What does survival really mean? Does it merely mean finding a safe routine in an unsafe situation? Or does it mean thriving in the worst of the worst scenarios? Out in the Arctic, Overgård (Mads Mikkelsen) is alone and stranded. He’s the sole survivor of a plane crash and has “settled” into a routine of sending out SOS messages, hunting for fish, and taking refuge in a makeshift camp. The odds of someone responding and finding him are one-in-a-million, but he stays alive, sheltered from the unknown and heavier dangers the terrain presents.
Hope comes briefly, but unfortunately, that comes to a crashing end quickly. In the aftermath lies a live and unconscious helicopter passenger (Maria Thelma Smáradóttir). His camp is not suitable for two. Now in possession of a land map, Overgård makes the hard but necessary decision of traversing the Arctic with an extra body in search of someone…anyone who can bring his nightmare to an end.
Arctic thrives off of simplicity. It is a no-frills movie using the power and talent of its star first and foremost to create something that belongs somewhere near the top of its subgenre. Survival at its most basic and rawest.
Direction is important for any film, but perhaps no more so than for a survival one. It is imperative for a viewer to feel right there with the subject, whether that be in a forest, at sea, or in the case of Arctic, in subzero temperatures. Easiest way to make that happen? Authenticity. Director Joe Penna shot his movie in Iceland, putting his skeleton cast right in the heart of the storm, no punches pulled, or tricks employed. And it is not so much a swirling wind chill as it sometimes is a stark and silent stretch of shooting, with the only audible noise being the beeping of a timer. I don’t believe Penna and his cinematographer Tómas Örn Tómasson went in necessarily in having a goal of making a super beautiful feature, but rather, honoring the subject matter in a minimalist approach. They end up achieving both.

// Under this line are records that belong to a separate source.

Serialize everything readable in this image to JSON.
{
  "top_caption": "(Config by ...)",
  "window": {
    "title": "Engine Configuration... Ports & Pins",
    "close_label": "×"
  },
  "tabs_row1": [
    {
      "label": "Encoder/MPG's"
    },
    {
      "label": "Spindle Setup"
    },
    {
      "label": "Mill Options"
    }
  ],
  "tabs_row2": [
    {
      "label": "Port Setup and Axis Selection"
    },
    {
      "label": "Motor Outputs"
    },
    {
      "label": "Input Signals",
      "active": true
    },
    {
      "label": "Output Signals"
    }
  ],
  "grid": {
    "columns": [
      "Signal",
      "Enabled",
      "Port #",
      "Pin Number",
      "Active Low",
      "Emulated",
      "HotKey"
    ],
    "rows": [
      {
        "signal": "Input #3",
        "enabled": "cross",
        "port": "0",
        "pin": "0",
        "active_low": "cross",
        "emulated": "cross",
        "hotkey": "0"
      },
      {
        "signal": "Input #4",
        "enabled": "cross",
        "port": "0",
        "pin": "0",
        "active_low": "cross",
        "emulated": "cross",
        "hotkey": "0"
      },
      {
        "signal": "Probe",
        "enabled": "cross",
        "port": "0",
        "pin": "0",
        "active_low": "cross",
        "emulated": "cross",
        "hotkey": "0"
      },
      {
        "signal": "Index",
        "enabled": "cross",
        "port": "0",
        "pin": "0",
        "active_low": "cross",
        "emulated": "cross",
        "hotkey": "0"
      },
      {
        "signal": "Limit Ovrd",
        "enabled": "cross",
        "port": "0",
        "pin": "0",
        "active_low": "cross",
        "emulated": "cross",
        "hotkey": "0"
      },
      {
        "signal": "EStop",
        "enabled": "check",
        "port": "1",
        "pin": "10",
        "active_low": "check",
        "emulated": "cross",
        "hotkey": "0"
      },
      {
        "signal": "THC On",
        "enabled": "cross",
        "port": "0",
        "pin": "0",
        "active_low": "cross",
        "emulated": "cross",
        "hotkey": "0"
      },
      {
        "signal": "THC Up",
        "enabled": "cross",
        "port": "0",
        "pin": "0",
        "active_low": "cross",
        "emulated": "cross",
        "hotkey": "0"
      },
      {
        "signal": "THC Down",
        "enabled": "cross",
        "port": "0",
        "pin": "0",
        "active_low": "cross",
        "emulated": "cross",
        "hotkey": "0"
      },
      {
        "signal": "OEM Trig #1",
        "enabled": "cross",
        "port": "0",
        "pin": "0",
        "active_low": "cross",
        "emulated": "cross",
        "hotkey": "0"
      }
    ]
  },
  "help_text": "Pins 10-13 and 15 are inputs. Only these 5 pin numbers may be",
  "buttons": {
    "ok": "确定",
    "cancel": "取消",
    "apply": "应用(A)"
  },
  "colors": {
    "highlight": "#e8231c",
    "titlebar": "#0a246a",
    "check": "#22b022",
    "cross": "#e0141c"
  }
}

If you presumed Arctic was cut and dry with how it approaches its story, you would be correct. Unlike, say, The Grey, which was a survival movie that couldn’t quite decide if it wanted to be a straightforward one versus wolves or go all in on metaphorical existentialism, Arctic positions itself as very A to B. So much so, that the need to tell its story with dialogue is pretty unnecessary. Penna relies on a bit of mystery (there’s no flashback as to the cause of the plane crash), atmosphere, visuals, diegetic sound, and a score composed by Joseph Trapanese to fill the void where talking would be found.
Those attributes are all solid, but honestly, Arctic is only as good as it is due to the one-man wrecking crew known as Mikkelsen. Not to take anything away from Smáradóttir (her presence does jolt the movie and Mikkelsen’s character himself into another level) or the polar bear, but they are merely window dressing to the Danish thespian. Every setback Mikkelsen experiences on his trek to be rescued is visibly registered. He is one of the perfect people for a work of this nature; famous enough to “sell” but not so famous that he can’t slide into a fairly blank, everyman-ish character. Maybe Overgård’s pain and drain feels so authentic because it is.
As said by a noteworthy author, survival depends on what you do, not what you think. That is the base idea Arctic works off of. Led by a masterful Mikkelsen, Arctic is a cold, quiet, and effectively simple survival film.